Ballard Not Rethinking Redistricitng
Indianapolis Mayor Greg Ballard Friday issued veto of the Democrat-controlled City-County Council’s proposal that would have spent $180,000 on new Council maps. The Democrats have cried foul since the Republicans, as one of their last acts on the Council approved new maps. However the Mayor’s Office says the maps are perfectly legal and there’s no reason to revisit the issue.
In his veto message to the Council, Ballard said the Council had “legally and fairly redistricted earlier this year” and with the city facing a $47 million shortfall, he called the proposal “an unnecessary expenditure of taxpayer money”.

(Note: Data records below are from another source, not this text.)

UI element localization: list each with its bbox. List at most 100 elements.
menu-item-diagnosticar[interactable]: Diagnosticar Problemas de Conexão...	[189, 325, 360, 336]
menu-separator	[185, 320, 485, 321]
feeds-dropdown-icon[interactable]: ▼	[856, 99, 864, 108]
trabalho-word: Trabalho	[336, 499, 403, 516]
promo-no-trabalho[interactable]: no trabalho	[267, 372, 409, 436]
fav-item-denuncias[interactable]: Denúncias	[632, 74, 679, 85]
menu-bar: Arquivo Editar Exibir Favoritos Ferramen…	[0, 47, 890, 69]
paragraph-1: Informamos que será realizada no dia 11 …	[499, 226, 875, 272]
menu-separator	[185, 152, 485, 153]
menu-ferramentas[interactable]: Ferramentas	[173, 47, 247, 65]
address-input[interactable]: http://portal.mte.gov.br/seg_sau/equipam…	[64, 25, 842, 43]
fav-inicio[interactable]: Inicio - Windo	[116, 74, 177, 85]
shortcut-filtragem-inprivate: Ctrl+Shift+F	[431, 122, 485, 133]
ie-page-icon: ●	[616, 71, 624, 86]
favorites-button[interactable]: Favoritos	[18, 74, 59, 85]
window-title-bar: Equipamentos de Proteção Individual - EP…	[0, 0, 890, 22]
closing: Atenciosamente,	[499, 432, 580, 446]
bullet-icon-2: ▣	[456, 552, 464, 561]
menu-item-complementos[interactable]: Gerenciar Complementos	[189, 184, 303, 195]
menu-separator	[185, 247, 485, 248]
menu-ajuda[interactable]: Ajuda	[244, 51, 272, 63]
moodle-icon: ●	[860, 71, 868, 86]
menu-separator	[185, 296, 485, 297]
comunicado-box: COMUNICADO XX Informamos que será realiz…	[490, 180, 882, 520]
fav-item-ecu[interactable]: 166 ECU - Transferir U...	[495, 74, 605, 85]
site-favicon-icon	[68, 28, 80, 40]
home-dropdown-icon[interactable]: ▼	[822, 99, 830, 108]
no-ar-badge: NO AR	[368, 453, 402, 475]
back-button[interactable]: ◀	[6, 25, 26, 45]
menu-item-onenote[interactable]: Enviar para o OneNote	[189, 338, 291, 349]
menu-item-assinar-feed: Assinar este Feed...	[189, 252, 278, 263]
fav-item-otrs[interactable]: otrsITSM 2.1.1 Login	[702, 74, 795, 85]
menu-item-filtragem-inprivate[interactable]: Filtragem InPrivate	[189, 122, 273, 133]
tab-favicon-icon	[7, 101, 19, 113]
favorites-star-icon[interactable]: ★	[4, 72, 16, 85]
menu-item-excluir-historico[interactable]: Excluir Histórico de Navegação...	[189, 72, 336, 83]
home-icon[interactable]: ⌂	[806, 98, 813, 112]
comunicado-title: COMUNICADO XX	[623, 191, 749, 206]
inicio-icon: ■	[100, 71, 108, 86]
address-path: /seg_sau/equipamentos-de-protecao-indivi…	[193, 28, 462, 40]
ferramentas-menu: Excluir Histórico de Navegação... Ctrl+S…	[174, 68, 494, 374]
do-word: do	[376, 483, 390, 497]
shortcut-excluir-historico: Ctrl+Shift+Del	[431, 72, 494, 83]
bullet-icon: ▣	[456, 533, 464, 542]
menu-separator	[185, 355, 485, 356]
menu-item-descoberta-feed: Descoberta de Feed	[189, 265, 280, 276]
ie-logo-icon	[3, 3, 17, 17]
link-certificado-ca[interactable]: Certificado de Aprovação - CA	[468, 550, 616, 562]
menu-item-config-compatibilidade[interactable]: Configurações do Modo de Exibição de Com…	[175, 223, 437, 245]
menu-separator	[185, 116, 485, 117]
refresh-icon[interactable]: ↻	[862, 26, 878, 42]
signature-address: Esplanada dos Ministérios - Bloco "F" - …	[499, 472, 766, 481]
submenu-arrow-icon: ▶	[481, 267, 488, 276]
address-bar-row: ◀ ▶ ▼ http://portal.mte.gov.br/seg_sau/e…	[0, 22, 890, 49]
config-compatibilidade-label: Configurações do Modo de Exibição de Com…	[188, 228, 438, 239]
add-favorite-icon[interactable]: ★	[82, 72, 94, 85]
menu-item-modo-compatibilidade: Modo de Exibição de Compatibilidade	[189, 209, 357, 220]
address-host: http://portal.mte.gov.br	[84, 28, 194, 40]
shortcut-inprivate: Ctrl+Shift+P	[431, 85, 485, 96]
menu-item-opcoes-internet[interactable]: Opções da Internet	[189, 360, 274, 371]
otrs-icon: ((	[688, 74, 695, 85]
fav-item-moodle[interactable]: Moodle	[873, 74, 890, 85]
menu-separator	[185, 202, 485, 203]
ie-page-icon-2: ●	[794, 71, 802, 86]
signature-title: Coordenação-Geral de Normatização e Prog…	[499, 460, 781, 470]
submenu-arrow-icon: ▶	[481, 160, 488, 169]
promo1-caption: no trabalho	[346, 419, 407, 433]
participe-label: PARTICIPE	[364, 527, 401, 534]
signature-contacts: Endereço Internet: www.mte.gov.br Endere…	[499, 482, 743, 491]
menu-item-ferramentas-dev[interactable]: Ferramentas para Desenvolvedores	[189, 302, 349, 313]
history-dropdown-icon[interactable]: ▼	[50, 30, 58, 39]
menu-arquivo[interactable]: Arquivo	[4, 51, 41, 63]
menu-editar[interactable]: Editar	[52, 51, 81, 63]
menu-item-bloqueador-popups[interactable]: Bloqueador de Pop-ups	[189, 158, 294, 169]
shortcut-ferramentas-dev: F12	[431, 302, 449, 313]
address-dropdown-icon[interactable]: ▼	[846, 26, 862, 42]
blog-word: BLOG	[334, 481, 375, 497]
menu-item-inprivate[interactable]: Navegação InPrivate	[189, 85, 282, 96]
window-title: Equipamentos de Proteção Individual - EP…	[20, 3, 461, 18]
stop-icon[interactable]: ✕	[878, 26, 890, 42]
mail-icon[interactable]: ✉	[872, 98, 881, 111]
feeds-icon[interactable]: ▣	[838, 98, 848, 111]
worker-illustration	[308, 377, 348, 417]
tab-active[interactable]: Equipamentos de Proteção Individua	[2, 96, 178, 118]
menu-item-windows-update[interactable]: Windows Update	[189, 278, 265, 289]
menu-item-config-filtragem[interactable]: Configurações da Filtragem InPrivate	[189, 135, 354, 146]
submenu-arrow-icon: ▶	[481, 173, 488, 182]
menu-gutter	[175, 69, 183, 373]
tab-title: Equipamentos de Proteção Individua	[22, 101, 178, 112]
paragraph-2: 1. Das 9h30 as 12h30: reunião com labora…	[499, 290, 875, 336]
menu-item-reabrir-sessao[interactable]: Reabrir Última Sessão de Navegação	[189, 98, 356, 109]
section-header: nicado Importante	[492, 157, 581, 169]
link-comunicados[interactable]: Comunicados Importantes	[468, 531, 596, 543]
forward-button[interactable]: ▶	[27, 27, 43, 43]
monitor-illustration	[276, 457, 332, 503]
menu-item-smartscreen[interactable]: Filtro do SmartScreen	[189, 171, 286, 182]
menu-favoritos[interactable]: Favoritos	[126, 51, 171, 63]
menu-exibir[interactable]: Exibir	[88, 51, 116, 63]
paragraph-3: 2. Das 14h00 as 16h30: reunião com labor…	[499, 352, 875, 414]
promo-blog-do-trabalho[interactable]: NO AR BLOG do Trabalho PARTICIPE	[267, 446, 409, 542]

Democrats were not too happy. City-Council President Maggie Lewis says state law requires the Council to redraw the maps this year. She tells the Indianapolis Business Journal that she doesn’t think the Mayor’s signature is legal and says at the end of the day, the entire matter will likely land up in court.
The key dispute here is simply language in the state statute. Under the statute, IC 36-3-4-3, the City-Council shall by ordinance, divide the whole county in 25 districts that are compact, equal in population, do not cross precinct boundaries and the division shall be made during the second year after a year of the federal census.
Democrats and other critics say the maps were drawn in 2011 but should have been drawn in 2012.
The Mayor’s office makes the legal argument that while the Council may have approved the maps in 2011, the ordinance doing the division was not adopted until the morning of 2012, during Ballard’s last few hours of his first term. They point to language in IV 36-3-4-14, which says an ordinance or resolution passed by a legislative body is considered adopted when “if subject to veto, either approved by the executive or passed over the executive’s veto by the legislative body.”
Ballard signed the ordinance at about 10 a.m. on January 1 of this year; a few hours into 2012, but still signed in 2012.
Either way, this is likely to end up before the Indiana Supreme Court, which ironically is the entity that drew the last set of maps 10 years ago when Democrats and Republicans couldn’t agree on what the new districts should look like.